In June 1975, just under a year after joining Ch. 4, Scarborough was in a “live” truck heading out to Long Island for a story when Eastern Flight 66 crashed at JFK, killing 113. Scarborough got to the airport, and Ch. 4 led coverage of the tragedy. As at WNAC, it became a huge turning point for Ch. 4 — deep in third place behind Chs. 2 and 7 — and for the new anchor.
Enter Sue Simmons
Another major turning point arrived in 1980, when Scarborough was paired with a newcomer from Washington, D.C., on the 6 and 11 newscasts. New York TV's most famous anchor team had a rocky start — Sue Simmons was replaced on the 6 after a few months, then later returned — but over the next 32 years they were inseparable.
Scarborough says he “probably” would not have survived 50 years without Simmons, who retired in 2012.
"I'm not very articulate about this but we were such opposites, and somehow we meshed," Simmons told Newsday. "He was a lot more on the serious side when I first met him, but I chipped away over the years and he became such a fun guy. He had a wicked sense of humor, but humor most of the time he couldn't do on the air, so viewers always saw him as a straight-up guy."

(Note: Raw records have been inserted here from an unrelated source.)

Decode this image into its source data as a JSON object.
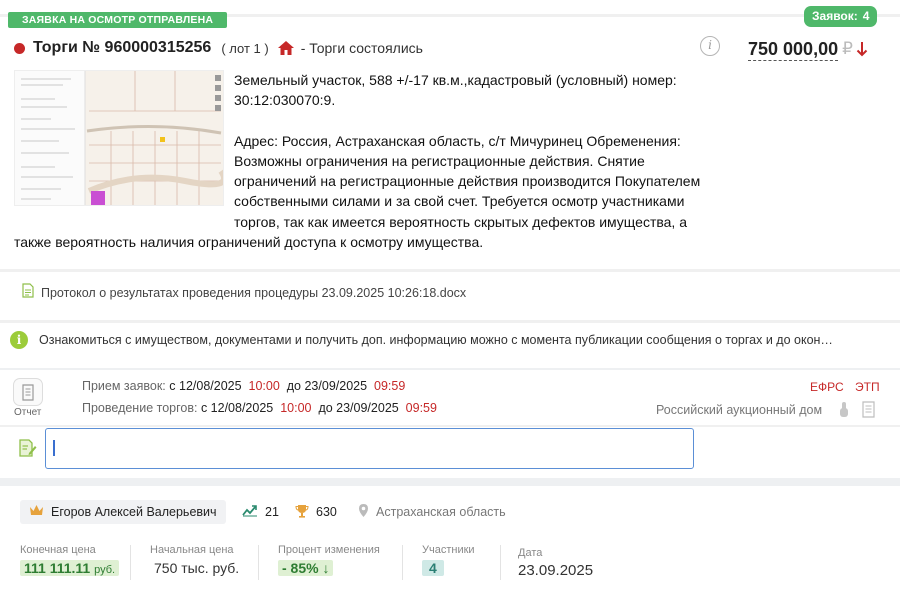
{
  "lot": {
    "tag_sent": "ЗАЯВКА НА ОСМОТР ОТПРАВЛЕНА",
    "bids_label": "Заявок:",
    "bids_count": "4",
    "title": "Торги № 960000315256",
    "lot_number": "( лот 1 )",
    "status": "- Торги состоялись",
    "status_color": "#c62828",
    "price": "750 000,00",
    "currency": "₽",
    "desc_p1": "Земельный участок, 588 +/-17 кв.м.,кадастровый (условный) номер: 30:12:030070:9.",
    "desc_p2": "Адрес: Россия, Астраханская область, с/т Мичуринец Обременения: Возможны ограничения на регистрационные действия. Снятие ограничений на регистрационные действия производится Покупателем собственными силами и за свой счет. Требуется осмотр участниками торгов, так как имеется вероятность скрытых дефектов имущества, а также вероятность наличия ограничений доступа к осмотру имущества.",
    "document": "Протокол о результатах проведения процедуры 23.09.2025 10:26:18.docx",
    "notice": "Ознакомиться с имуществом, документами и получить доп. информацию можно с момента публикации сообщения о торгах и до окон…"
  },
  "schedule": {
    "report_label": "Отчет",
    "applications_label": "Прием заявок:",
    "applications_from": "с 12/08/2025",
    "applications_from_time": "10:00",
    "applications_to": "до 23/09/2025",
    "applications_to_time": "09:59",
    "auction_label": "Проведение торгов:",
    "auction_from": "с 12/08/2025",
    "auction_from_time": "10:00",
    "auction_to": "до 23/09/2025",
    "auction_to_time": "09:59",
    "efrs": "ЕФРС",
    "etp": "ЭТП",
    "platform": "Российский аукционный дом"
  },
  "comment": {
    "value": "",
    "placeholder": ""
  },
  "result": {
    "winner": "Егоров Алексей Валерьевич",
    "stat_lots": "21",
    "stat_wins": "630",
    "region": "Астраханская область",
    "final_price_label": "Конечная цена",
    "final_price_value": "111 111.11",
    "final_price_unit": "руб.",
    "start_price_label": "Начальная цена",
    "start_price_value": "750 тыс. руб.",
    "change_label": "Процент изменения",
    "change_value": "- 85%",
    "participants_label": "Участники",
    "participants_value": "4",
    "date_label": "Дата",
    "date_value": "23.09.2025"
  },
  "colors": {
    "green": "#4fb86a",
    "red": "#c62828",
    "teal": "#2a7f74"
  }
}
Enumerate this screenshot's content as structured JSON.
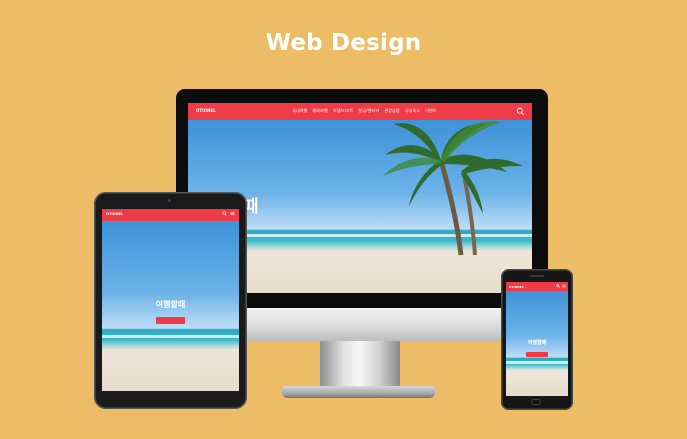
{
  "title": "Web Design",
  "site": {
    "logo": "OTIONEL",
    "hero_title": "여행할때",
    "hero_subtitle": "",
    "cta_label": ""
  },
  "desktop_nav": [
    "국내여행",
    "해외여행",
    "호텔/리조트",
    "항공/렌터카",
    "관광상품",
    "국내숙소",
    "이벤트"
  ],
  "icons": {
    "search": "search-icon",
    "menu": "hamburger-menu-icon"
  },
  "colors": {
    "background": "#EDBC67",
    "brand_red": "#EF3B45",
    "title": "#FFFFFF"
  }
}
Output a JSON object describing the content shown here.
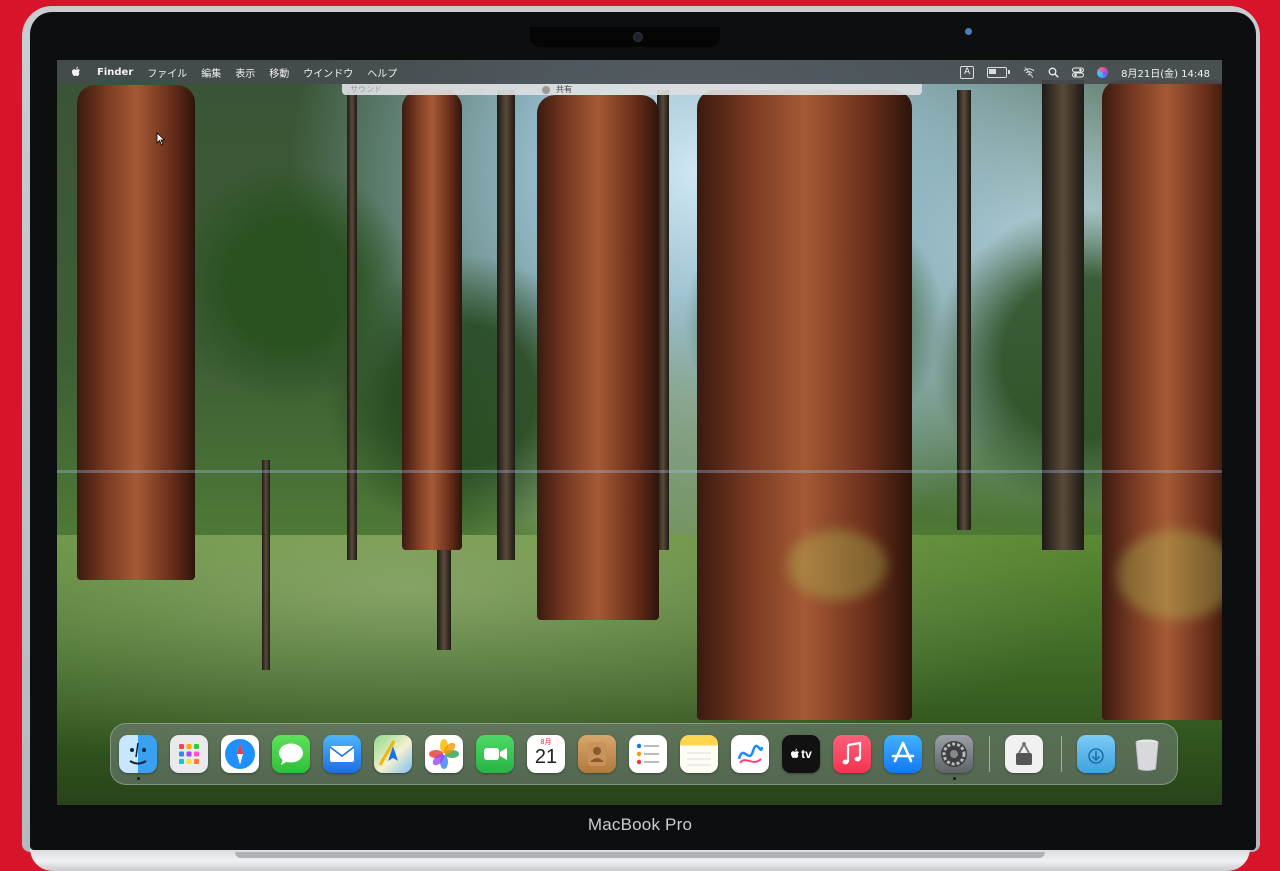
{
  "menubar": {
    "app_name": "Finder",
    "items": [
      "ファイル",
      "編集",
      "表示",
      "移動",
      "ウインドウ",
      "ヘルプ"
    ],
    "input_mode": "A",
    "datetime": "8月21日(金)  14:48"
  },
  "finder_strip": {
    "left_label": "サウンド",
    "share_label": "共有"
  },
  "laptop": {
    "model_label": "MacBook Pro"
  },
  "dock": {
    "apps": [
      {
        "name": "Finder",
        "icon": "finder-icon",
        "running": true
      },
      {
        "name": "Launchpad",
        "icon": "launchpad-icon",
        "running": false
      },
      {
        "name": "Safari",
        "icon": "safari-icon",
        "running": false
      },
      {
        "name": "Messages",
        "icon": "messages-icon",
        "running": false
      },
      {
        "name": "Mail",
        "icon": "mail-icon",
        "running": false
      },
      {
        "name": "Maps",
        "icon": "maps-icon",
        "running": false
      },
      {
        "name": "Photos",
        "icon": "photos-icon",
        "running": false
      },
      {
        "name": "FaceTime",
        "icon": "facetime-icon",
        "running": false
      },
      {
        "name": "Calendar",
        "icon": "calendar-icon",
        "running": false
      },
      {
        "name": "Contacts",
        "icon": "contacts-icon",
        "running": false
      },
      {
        "name": "Reminders",
        "icon": "reminders-icon",
        "running": false
      },
      {
        "name": "Notes",
        "icon": "notes-icon",
        "running": false
      },
      {
        "name": "Freeform",
        "icon": "freeform-icon",
        "running": false
      },
      {
        "name": "TV",
        "icon": "tv-icon",
        "running": false
      },
      {
        "name": "Music",
        "icon": "music-icon",
        "running": false
      },
      {
        "name": "App Store",
        "icon": "appstore-icon",
        "running": false
      },
      {
        "name": "System Settings",
        "icon": "settings-icon",
        "running": true
      },
      {
        "name": "Utility",
        "icon": "utility-icon",
        "running": false
      },
      {
        "name": "Downloads",
        "icon": "downloads-folder-icon",
        "running": false
      },
      {
        "name": "Trash",
        "icon": "trash-icon",
        "running": false
      }
    ],
    "calendar": {
      "month": "8月",
      "day": "21"
    },
    "tv_label": "tv"
  }
}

Over the years, there were offers to go elsewhere, including the network, although one NBC News-driven initiative — a 1989 magazine show called "Yesterday, Today and Tomorrow" that used re-creations and that he co-anchored with Maria Shriver and Mary Alice Williams — was short-lived. Scarborough says he never took any of these other offers seriously.
“I found that working here, working for WNBC New York, was so fascinating, and I had a lot of latitude to go wherever I wanted to on a story, and on any topic.”
A longtime friend and colleague, Ch. 4 weather anchor Dave Price, offers this perspective: “In the days when networks were buying talent, Chuck had other opportunities — countless ones — but there's a saying about actors who want to be singers and singers who want to be actors. He had the wisdom to say 'I love this. I've found my place and my plate is full.'”
The anchorman — that most familiar of them all who has been in our line of sight for half a century — says he's wrapping up a new contract that will keep him on the “6" for a while to come. Retirement, he explains, is a problem he'd rather not worry about. “I do think about [it] and nothing has popped into my head that's more interesting than what I'm doing now.”